The original “moon suits” were tested here in the 1960s
(Update: Added video and comments from NASA administrator)
BEND, Ore. (KTVZ) — NASA recently tested new spacesuits designed to return to the Moon and explore Mars in the future at a number of natural sites in special areas around and near central Oregon.
Dr. Pascal Lee, NASA’s Haughton-Mars project manager, led the testing effort in Oregon late last month.
“We thought this was really convenient, because we have a spacesuit to test, and we’re going back to the moon, so we came to Oregon,” he told me Monday.
I’m back, that is.
Apollo astronauts trained and tested their spacesuits in Oregon during the 1960s because the volcanic landscape is very similar to the moon.
He said they haven’t come back to Oregon to see how useful it is, just yet.
“We were amazed by the quality of all of them,” he told me.
A crew of about 10 people came to Oregon to test the new suits at some of those same locations, which include Lava Butte, Big Obsidian Lava Flow, Fort Rock, Hole in the Ground and Yapoah Lava Flow at McKenzie Pass.
They also visited a number of new sites to prepare for NASA’s upcoming mission to the south polar highlands of the Moon – and eventually Mars.
New sites included the Pumice Slope in Crater Lake National Park, the Painted Hills at John Day Fossil Peads National Monument, Skylight Cave and Little Nash Crater.
“In case you didn’t know,” he told me, “Oregon has really nice analog positions for the Moon, and also for Mars.”
The reason they’re testing new locations like Starlight Cave is because for the first time ever, they’re testing spacesuits designed specifically for caves.
He told me they’re setting requirements for what future spacesuits might need to explore caves.
“We want–there are some other things I can’t really talk about, but it was fine,” he told me with a big smile.
Another change being tested in the new suits is the addition of electronics.

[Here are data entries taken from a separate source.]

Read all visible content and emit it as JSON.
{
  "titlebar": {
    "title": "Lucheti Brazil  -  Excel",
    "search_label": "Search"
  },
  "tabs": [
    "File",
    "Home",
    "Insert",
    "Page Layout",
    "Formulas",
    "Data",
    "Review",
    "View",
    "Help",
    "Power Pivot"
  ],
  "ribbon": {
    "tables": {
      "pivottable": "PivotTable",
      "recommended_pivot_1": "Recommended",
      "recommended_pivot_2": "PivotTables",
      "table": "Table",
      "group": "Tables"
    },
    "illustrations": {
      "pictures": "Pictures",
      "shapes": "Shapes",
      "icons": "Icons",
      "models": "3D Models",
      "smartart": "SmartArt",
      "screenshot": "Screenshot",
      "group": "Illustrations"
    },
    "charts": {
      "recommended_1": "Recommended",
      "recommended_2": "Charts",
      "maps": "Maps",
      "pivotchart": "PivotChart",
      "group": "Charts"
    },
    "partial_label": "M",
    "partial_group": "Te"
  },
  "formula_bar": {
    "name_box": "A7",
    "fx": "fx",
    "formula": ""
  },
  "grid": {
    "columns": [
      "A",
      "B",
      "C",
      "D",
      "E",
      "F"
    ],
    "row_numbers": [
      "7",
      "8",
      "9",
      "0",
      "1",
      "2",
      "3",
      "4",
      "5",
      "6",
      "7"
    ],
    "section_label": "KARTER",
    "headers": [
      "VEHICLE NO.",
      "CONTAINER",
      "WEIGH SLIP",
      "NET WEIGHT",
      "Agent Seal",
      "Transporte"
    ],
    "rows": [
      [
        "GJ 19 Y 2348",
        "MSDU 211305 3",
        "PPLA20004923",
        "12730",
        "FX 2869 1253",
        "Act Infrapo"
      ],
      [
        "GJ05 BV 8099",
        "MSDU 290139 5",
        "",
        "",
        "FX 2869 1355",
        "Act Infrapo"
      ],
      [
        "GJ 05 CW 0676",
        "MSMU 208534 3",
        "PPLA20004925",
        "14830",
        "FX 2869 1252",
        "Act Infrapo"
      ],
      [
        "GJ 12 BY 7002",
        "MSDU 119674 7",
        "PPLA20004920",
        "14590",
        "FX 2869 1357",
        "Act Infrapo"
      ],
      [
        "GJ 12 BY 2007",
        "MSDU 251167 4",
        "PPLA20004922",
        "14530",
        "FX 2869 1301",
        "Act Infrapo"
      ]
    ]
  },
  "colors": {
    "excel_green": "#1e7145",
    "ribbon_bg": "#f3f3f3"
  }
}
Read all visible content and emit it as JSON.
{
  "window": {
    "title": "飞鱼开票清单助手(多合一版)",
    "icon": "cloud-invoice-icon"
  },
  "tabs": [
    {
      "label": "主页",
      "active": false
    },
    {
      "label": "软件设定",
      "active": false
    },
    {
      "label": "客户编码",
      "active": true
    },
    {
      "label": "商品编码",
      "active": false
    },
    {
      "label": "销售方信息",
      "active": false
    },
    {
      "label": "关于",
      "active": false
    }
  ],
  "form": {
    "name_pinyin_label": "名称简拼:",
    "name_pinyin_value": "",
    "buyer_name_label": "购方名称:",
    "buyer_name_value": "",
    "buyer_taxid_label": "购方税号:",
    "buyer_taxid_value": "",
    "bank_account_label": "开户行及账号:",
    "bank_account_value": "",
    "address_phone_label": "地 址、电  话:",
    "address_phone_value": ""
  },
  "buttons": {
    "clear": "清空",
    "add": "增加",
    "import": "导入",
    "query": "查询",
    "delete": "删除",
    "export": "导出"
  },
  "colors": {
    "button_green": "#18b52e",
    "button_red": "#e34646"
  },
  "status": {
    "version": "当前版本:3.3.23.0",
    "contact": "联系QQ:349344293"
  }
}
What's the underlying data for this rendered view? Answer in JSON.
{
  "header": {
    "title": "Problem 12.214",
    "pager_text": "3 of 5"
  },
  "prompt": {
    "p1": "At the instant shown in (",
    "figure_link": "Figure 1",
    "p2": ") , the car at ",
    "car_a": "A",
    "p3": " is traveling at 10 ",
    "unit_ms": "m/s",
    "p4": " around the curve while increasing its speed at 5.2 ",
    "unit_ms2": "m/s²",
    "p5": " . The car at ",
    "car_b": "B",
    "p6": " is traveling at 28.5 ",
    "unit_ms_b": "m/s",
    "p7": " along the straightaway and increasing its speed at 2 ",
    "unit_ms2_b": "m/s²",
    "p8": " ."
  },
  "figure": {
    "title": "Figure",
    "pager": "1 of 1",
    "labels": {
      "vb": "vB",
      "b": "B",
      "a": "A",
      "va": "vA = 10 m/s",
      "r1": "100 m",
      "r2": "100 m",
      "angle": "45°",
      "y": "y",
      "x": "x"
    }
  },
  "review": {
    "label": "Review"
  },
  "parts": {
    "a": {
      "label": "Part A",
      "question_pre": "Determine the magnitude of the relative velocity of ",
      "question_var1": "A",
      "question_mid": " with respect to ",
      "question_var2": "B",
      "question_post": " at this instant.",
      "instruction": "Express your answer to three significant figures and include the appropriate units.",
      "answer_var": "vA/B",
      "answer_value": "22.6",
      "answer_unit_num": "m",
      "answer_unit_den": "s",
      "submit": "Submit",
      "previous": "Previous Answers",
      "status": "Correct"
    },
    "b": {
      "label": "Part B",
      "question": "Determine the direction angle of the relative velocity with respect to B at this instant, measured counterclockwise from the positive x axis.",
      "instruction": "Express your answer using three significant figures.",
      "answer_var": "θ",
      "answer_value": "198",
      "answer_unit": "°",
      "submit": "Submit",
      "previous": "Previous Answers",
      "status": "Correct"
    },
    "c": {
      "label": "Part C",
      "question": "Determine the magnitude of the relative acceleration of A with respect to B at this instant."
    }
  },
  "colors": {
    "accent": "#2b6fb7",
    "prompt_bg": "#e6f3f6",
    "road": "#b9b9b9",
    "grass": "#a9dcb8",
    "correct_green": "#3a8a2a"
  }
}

The suits are designed to display GPS maps, show heart rates, respond to voice commands, and assist with detailed image sampling. Just what you’d expect from a 21st century spacesuit.
He told me, “The things that will make spacewalks on the Moon and on Mars safer on the road. This kind of technology needs to be tested in a real-world field environment, which is why we came to Oregon.”
Lee hopes that the suits will be used on the lunar surface within the next decade, and said this was a promising first step.
“Details will be written into technical papers and magazines, but the result is that it works really well, and it works beautifully.” He said to me.
Lee said he could see astronauts exploring Mars by the mid-2030s, and he hopes to run more tests in Oregon before then.
“If you could only take astronauts to train in five places on Earth, Oregon would, in my view, be in the top five,” he told me.